Hi,
We were looking forward to the recent addition of st.login, since proper authentification always plays a big role in our apps. However, we were disappointed by the decision to not return the access token, that usually comes during such an authentication process.
As noted in the API docs:
If the provider returns an access token, that token is ignored. Therefore, this command will not allow your app to act on behalf of a user in a secure system.
Why not? Shouldn’t we let the token issuer decide, what rights that token possibly grants? By not returning the access token, many workflows are simply not possible.
I wish there was an option to return the access token as well, let the developer/organization decide how they handle tokens.
I would like to hear some thoughts from the streamlit devs! Thank you in advance.
Best regards,
3 Likes
I completely agree—returning the access token in st.login
would be a very useful enhancement. In fact, I’ve created a GitLab issue for this
1 Like
Totally agree. We will need the generated access token for calling the downstream APIs.

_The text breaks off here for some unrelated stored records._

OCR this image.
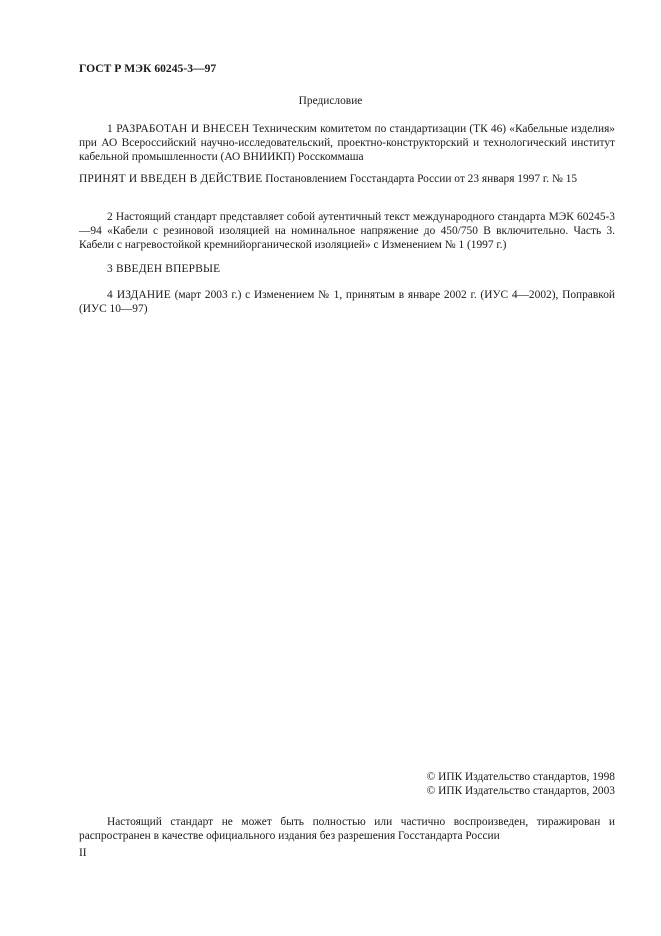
ГОСТ Р МЭК 60245-3—97
Предисловие

1 РАЗРАБОТАН И ВНЕСЕН Техническим комитетом по стандартизации (ТК 46) «Кабельные изделия» при АО Всероссийский научно-исследовательский, проектно-конструкторский и технологический институт кабельной промышленности (АО ВНИИКП) Росскоммаша

ПРИНЯТ И ВВЕДЕН В ДЕЙСТВИЕ Постановлением Госстандарта России от 23 января 1997 г. № 15

2 Настоящий стандарт представляет собой аутентичный текст международного стандарта МЭК 60245-3—94 «Кабели с резиновой изоляцией на номинальное напряжение до 450/750 В включительно. Часть 3. Кабели с нагревостойкой кремнийорганической изоляцией» с Изменением № 1 (1997 г.)

3 ВВЕДЕН ВПЕРВЫЕ

4 ИЗДАНИЕ (март 2003 г.) с Изменением № 1, принятым в январе 2002 г. (ИУС 4—2002), Поправкой (ИУС 10—97)

© ИПК Издательство стандартов, 1998
© ИПК Издательство стандартов, 2003

Настоящий стандарт не может быть полностью или частично воспроизведен, тиражирован и распространен в качестве официального издания без разрешения Госстандарта России

II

Agree as well. I just posted a request to allow the LOGIN() function to take an optional callback function. The callback function would be invoked when the auth provider sent a response back to the /oauth2callback URI. Having this optional function should allow the developer to decide how to handle the response…including processing the access_token and making additional calls needed to complete the process.
Without it you have to have the auth provider send response to some other (Flask, etc.) server which can then redirect back to the client…but this is ugly because it causes another window to open.